UNL team to World Finals in International Collegiate Programming Contest

Calendar Icon Dec 11, 2008      Person Bust Icon By Carole Wilbeck | Engineering     RSS Feed  RSS Submit a Story

Tim Echtenkamp, Steve Trout and Tyler Lemburg pose for a photo.
Tim Echtenkamp, Steve Trout and Tyler Lemburg pose for a photo.

Three computer science and engineering students from the University of Nebraska-Lincoln won out over 200 other teams of student computer programmers in the North Central North America Regional competition of the IBM-sponsored Association for Computing Machinery International Collegiate Programming Contest. The regional was conducted Nov. 15 at 15 sites, including UNL.

The three-student team of juniors in the Jeffrey S. Raikes School of Computer Science and Management includes Tim Echtenkamp of Cairo (computer engineering major), Tyler Lemburg of Dannebrog (math) and Steve Trout of Batavia, Ill. (computer science and math). Echtenkamp and Lemburg are both graduates of Centura High School. The three students will advance to the World Finals April 18-22 in Stockholm, Sweden. The regional runner-up teams that may also advance to Stockholm were from Iowa State University and the University of Wisconsin-Madison.

The coach of the UNL teams and director of the UNL site, Charles Riedesel, has had teams advance from the regional level to the World Finals in seven of the past 11 years.

One hundred talented teams will compete for awards, prizes, scholarships, and bragging rights to the "world's smartest trophy" at the World Finals, hosted by KTH-Royal Institute of Technology. Thousands of teams competed worldwide to earn advancement to the World Finals by winning the regional competition or wild cards.

"All four of UNL's teams scored in the top 25 in our region," Riedesel said.
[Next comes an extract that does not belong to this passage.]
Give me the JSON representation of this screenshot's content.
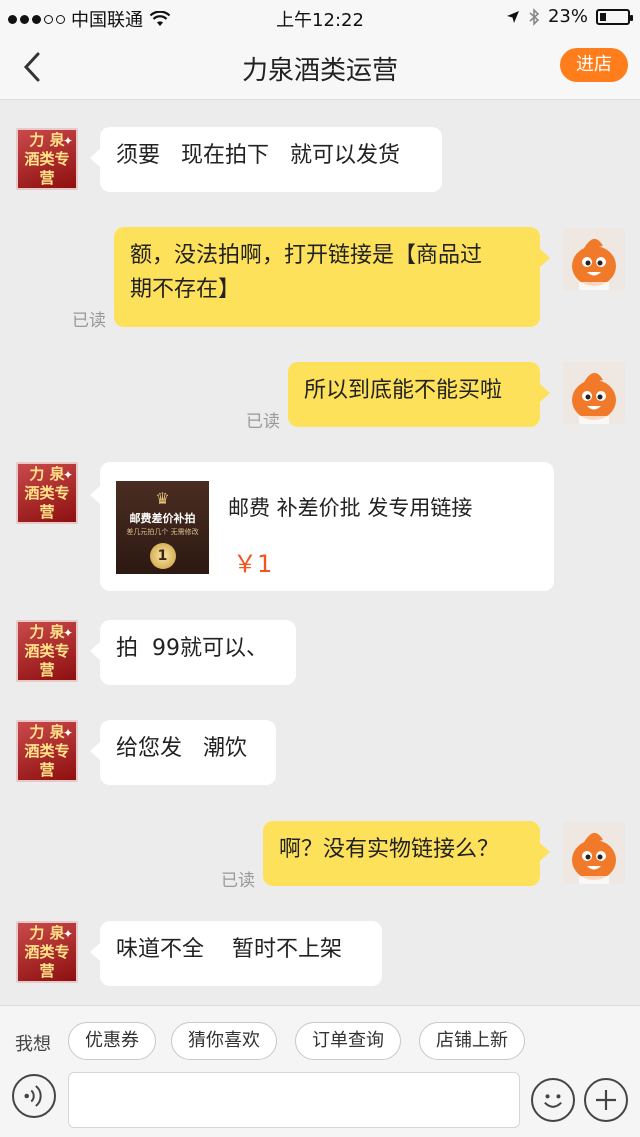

The contest pits teams of three students against eight or more complex, real-world problems, with a grueling 5-hour deadline. Huddled around a single computer, competitors race against the clock in a battle of logic, strategy and mental endurance. Teammates collaborate to rank the difficulty of the problems, deduce the requirements, design test beds, and build software systems that solve the problems under the intense scrutiny of expert judges. For a well-versed computer science student, some of the problems require precision only. Others require a knowledge and understanding of advanced algorithms. Still others are simply too hard to solve--except, of course, for the world's brightest problem solvers.

The students are given a problem statement, not a requirements document. They are given an example of test data, but they do not have access to the judges' test data and acceptance criteria. Each incorrect solution submitted is assessed a time penalty. The team that solves the most problems in the fewest attempts in the least cumulative time is declared the winner.